Multiple Grails applications on a single Tomcat instance

  • Cloud Services
Fri Feb 17 by Moorthy M

Let us consider this scenario, you are now running a grails application on a Tomcat server. Now you want to host an another application in a Tomcat server, for some reasons such as costs or for easy management, you do not want to deploy another server. We can achieve this by configuring Tomcat to host multiple applications in the same server.

This article assumes that you have successfully installed Tomcat and have two or more applications ready to be hosted under a single instance of Tomcat. Installing Tomcat is done the usual way either by installing via the repository or downloading the binary from the official site. Installing via the binary is recommended as we can get a latest/stable version of Tomcat.

Tomcat applications are configured to run on port 8080 by default. This can be altered by tweaking the Tomcat’s configuration file (server.xml) which is crucial to run multiple applications under a single Tomcat instance.

For every application that you need to run under a single instance, you have to edit the server.xml file and add entries for the service. To create an entry for the application in the Tomcat’s configuration file specify the port number, webapps and work directories. Then start Tomcat in the server using the default startup script (startup.sh) located under “bin” directory of your Tomcat installation. Please refer the code below:

<Service name=”example”> <Connector port=8090> protocol=”HTTP/1.1″ connectionTimeout=20000″ redirectPort=8443/> <Engine name=”myapp” defaultHost=”localhost”> <Realm className=”org.apache.catalina.realm.LockOutRealm> <Realm className=”org.apache.catalina.realm.UserDatabaseRealm” resourceName=”UserDatabase”/> </Realm> <Host name=”localhost” appBase=”webapps/app”> unpackWARs=true” autoDeploy=true> <Valve className=”org.apache.catalina.valves.RemoteIpValve/> <Valve className=”org.apache.catalina.valves.AccessLogValve” directory=”logs” prefix=”localhost_access_log” suffix=”.txt” pattern=%{X-Forwarded-For}i %l %u %t %r %s %b %{User-Agent}i %{Referer}i” resolveHosts=false/> </Host> </Engine> </Service>

The above code contains directives for the application named “example” which is configured to run on port 8090. The work directory “myapp” is where the application’s cache is located. The webapps directory “webapps/app” is where the war file has to be placed as ROOT.war.

You can just keep on adding multiple applications just by changing the above mentioned values and appending them to the configuration file as long as the server’s resources (RAM and CPU) support your applications.
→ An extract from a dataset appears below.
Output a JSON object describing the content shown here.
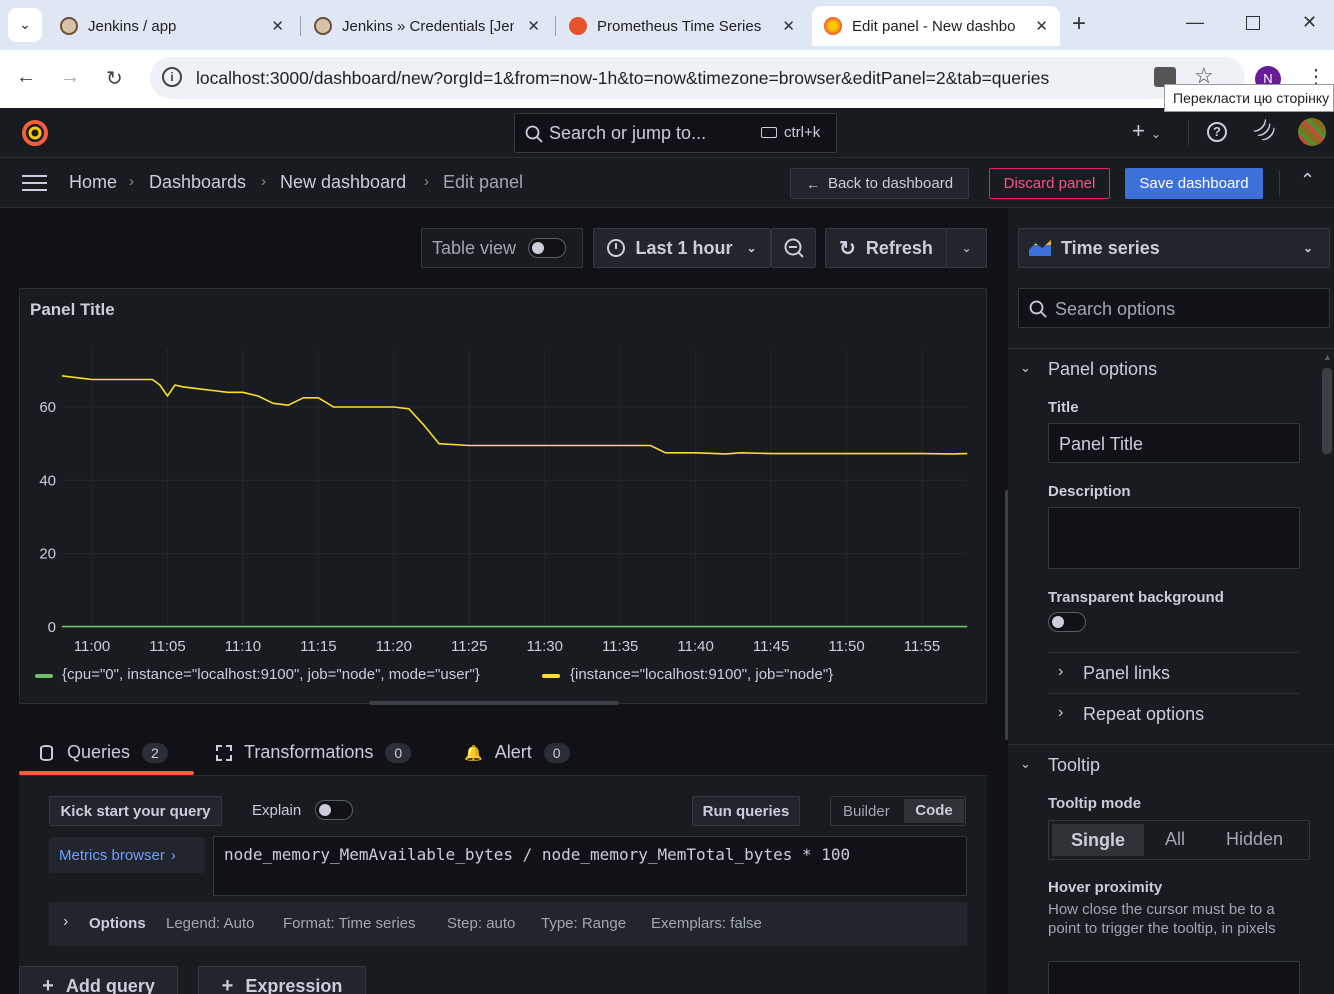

Make sure the entries like port number, service name and webapps directory does not overlap with the already configured application. To replace a running application, just remove the work directory and all the contents under its webapps directory and place the ROOT.war file. Tomcat will automatically deploy the application by unpacking the war file.

You have now saved yourself from doing a lot of management work along with considerable costs with this type of Tomcat server setup.